The Incendiaries
— Ariel Saramandi
“No one could fix a phone like this, then blow up five clinics.” The plot of R. O. Kwon’s The Incendiaries is as exceptional as her prose, unravelling in sensuous, time-bomb fashion the story of Phoebe, a glamorous Korean-American college student who becomes embroiled in a fundamentalist Christian cult as a way to cope with her extreme feelings of guilt and self-loathing after her mother’s death. Phoebe’s tale is narrated by Will Kendall, a former boyfriend and former Christian, whose thoughts meander aqueously over the novel’s 210 pages. Kwon’s talent is sensational: her character building is meticulous. Not for a moment does Phoebe—who exists only in recollections and in the notes she gives Will—become vaporous.

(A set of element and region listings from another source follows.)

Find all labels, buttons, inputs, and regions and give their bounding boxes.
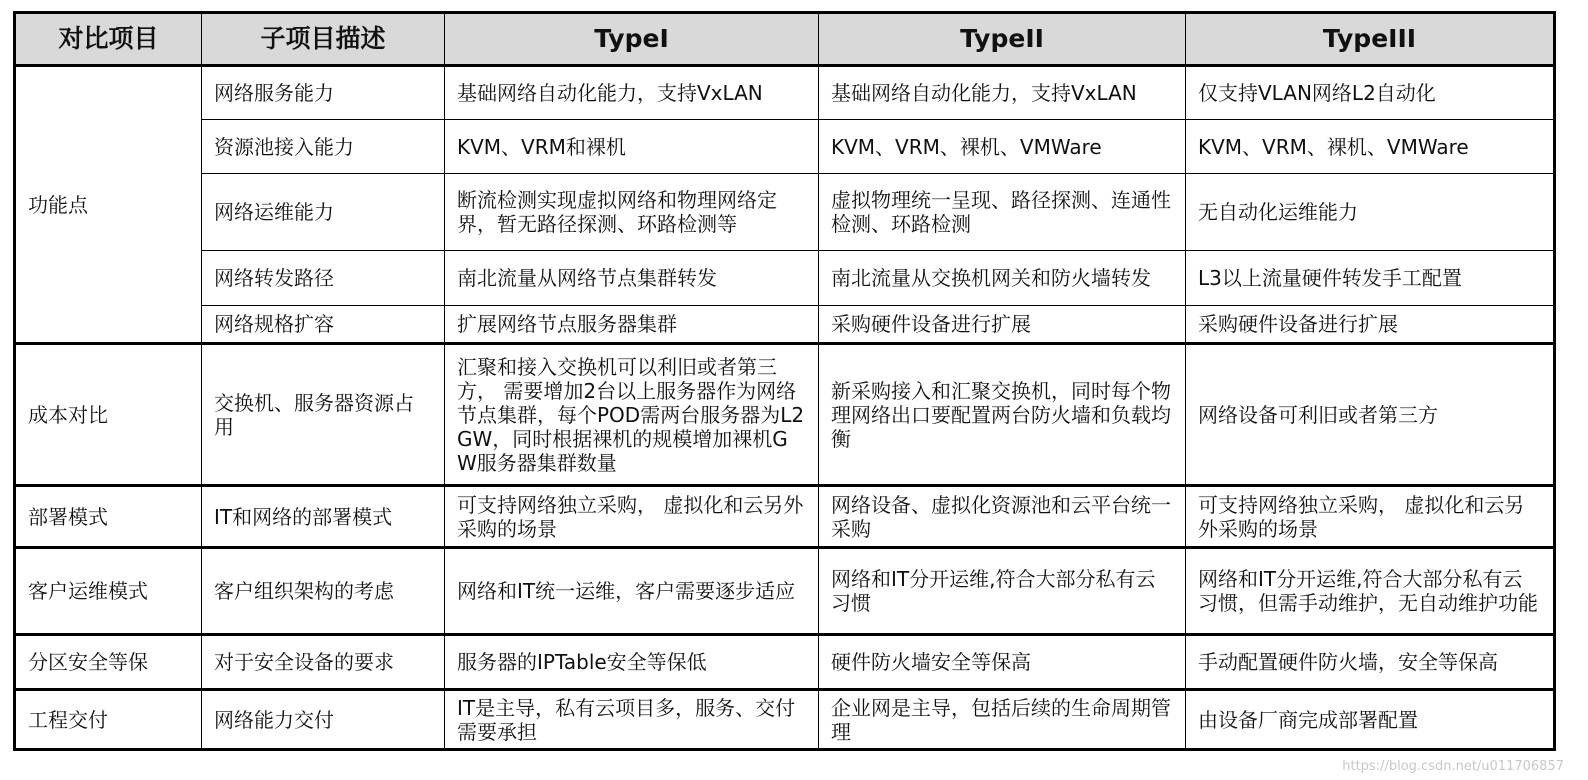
- type2-cell: KVM、VRM、裸机、VMWare: [819, 120, 1186, 174]
- type3-cell: 无自动化运维能力: [1186, 174, 1555, 251]
- type3-cell: KVM、VRM、裸机、VMWare: [1186, 120, 1555, 174]
- type2-cell: 南北流量从交换机网关和防火墙转发: [819, 251, 1186, 306]
- type2-cell: 硬件防火墙安全等保高: [819, 635, 1186, 690]
- comparison-table: [13, 11, 1556, 751]
- type2-cell: 新采购接入和汇聚交换机，同时每个物理网络出口要配置两台防火墙和负载均衡: [819, 344, 1186, 486]
- table-row: [15, 344, 1555, 486]
- type3-cell: 仅支持VLAN网络L2自动化: [1186, 66, 1555, 120]
- group-name: 成本对比: [15, 344, 202, 486]
- type2-cell: 企业网是主导，包括后续的生命周期管理: [819, 690, 1186, 750]
- type3-cell: 网络设备可利旧或者第三方: [1186, 344, 1555, 486]
- type3-cell: 网络和IT分开运维,符合大部分私有云习惯，但需手动维护，无自动维护功能: [1186, 548, 1555, 635]
- table-row: [15, 174, 1555, 251]
- sub-item-cell: 网络运维能力: [202, 174, 445, 251]
- group-name: 分区安全等保: [15, 635, 202, 690]
- header-type-2: TypeII: [819, 13, 1186, 66]
- sub-item-cell: 网络服务能力: [202, 66, 445, 120]
- table-row: [15, 120, 1555, 174]
- sub-item-cell: 网络规格扩容: [202, 306, 445, 344]
- table-row: [15, 548, 1555, 635]
- comparison-table-wrapper: [13, 11, 1556, 751]
- sub-item-cell: 客户组织架构的考虑: [202, 548, 445, 635]
- type1-cell: 断流检测实现虚拟网络和物理网络定界，暂无路径探测、环路检测等: [445, 174, 819, 251]
- sub-item-cell: 网络转发路径: [202, 251, 445, 306]
- group-name: 功能点: [15, 66, 202, 344]
- table-row: [15, 66, 1555, 120]
- type2-cell: 采购硬件设备进行扩展: [819, 306, 1186, 344]
- group-name: 客户运维模式: [15, 548, 202, 635]
- table-row: [15, 690, 1555, 750]
- type2-cell: 网络和IT分开运维,符合大部分私有云习惯: [819, 548, 1186, 635]
- type1-cell: IT是主导，私有云项目多，服务、交付需要承担: [445, 690, 819, 750]
- type2-cell: 基础网络自动化能力，支持VxLAN: [819, 66, 1186, 120]
- type1-cell: 服务器的IPTable安全等保低: [445, 635, 819, 690]
- type2-cell: 虚拟物理统一呈现、路径探测、连通性检测、环路检测: [819, 174, 1186, 251]
- type1-cell: 基础网络自动化能力，支持VxLAN: [445, 66, 819, 120]
- type1-cell: 扩展网络节点服务器集群: [445, 306, 819, 344]
- type1-cell: 可支持网络独立采购， 虚拟化和云另外采购的场景: [445, 486, 819, 548]
- header-compare-item: 对比项目: [15, 13, 202, 66]
- type3-cell: 由设备厂商完成部署配置: [1186, 690, 1555, 750]
- sub-item-cell: 交换机、服务器资源占用: [202, 344, 445, 486]
- type1-cell: 网络和IT统一运维，客户需要逐步适应: [445, 548, 819, 635]
- type3-cell: L3以上流量硬件转发手工配置: [1186, 251, 1555, 306]
- group-name: 部署模式: [15, 486, 202, 548]
- type2-cell: 网络设备、虚拟化资源池和云平台统一采购: [819, 486, 1186, 548]
- table-row: [15, 251, 1555, 306]
- group-name: 工程交付: [15, 690, 202, 750]
- type1-cell: KVM、VRM和裸机: [445, 120, 819, 174]
- table-row: [15, 306, 1555, 344]
- table-row: [15, 486, 1555, 548]
- header-row: [15, 13, 1555, 66]
- type3-cell: 可支持网络独立采购， 虚拟化和云另外采购的场景: [1186, 486, 1555, 548]
- sub-item-cell: 对于安全设备的要求: [202, 635, 445, 690]
- watermark-text: https://blog.csdn.net/u011706857: [1342, 759, 1564, 774]
- type3-cell: 手动配置硬件防火墙，安全等保高: [1186, 635, 1555, 690]
- header-type-3: TypeIII: [1186, 13, 1555, 66]
- sub-item-cell: IT和网络的部署模式: [202, 486, 445, 548]
- table-row: [15, 635, 1555, 690]
- type3-cell: 采购硬件设备进行扩展: [1186, 306, 1555, 344]
- sub-item-cell: 资源池接入能力: [202, 120, 445, 174]
- header-sub-item: 子项目描述: [202, 13, 445, 66]
- header-type-1: TypeI: [445, 13, 819, 66]
- sub-item-cell: 网络能力交付: [202, 690, 445, 750]
- type1-cell: 汇聚和接入交换机可以利旧或者第三方， 需要增加2台以上服务器作为网络节点集群，每个POD需两台服务器为L2 GW，同时根据裸机的规模增加裸机GW服务器集群数量: [445, 344, 819, 486]
- type1-cell: 南北流量从网络节点集群转发: [445, 251, 819, 306]
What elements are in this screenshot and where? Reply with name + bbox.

Rare is the book that deals so well with losing (and finding) one’s faith; The Incendiaries is also a crucial novel of the #MeToo movement, exploring toxic masculinity and the way it is exerted by men in positions of power—preacher, boyfriend, father. Take this one example, for instance:
Phoebe had a handbag at her side, partially zipped, and while they talked, I watched John Leal pick it up, open it, and put his hand inside. He rifled through it, still talking. I’d held that bag for Phoebe; I knew the feel of its plush, living calfskin […] Phoebe, unperturbed, kept gazing at his face. He dipped his fingers into the bag’s opal slit. The bright satin lining showed. I’d have liked to stop him, but she let it happen. The bag might as well have been his.
The paragraph slithers into your intestines, scissors you with its exact, agonising detail. A tour de force début if there ever was one.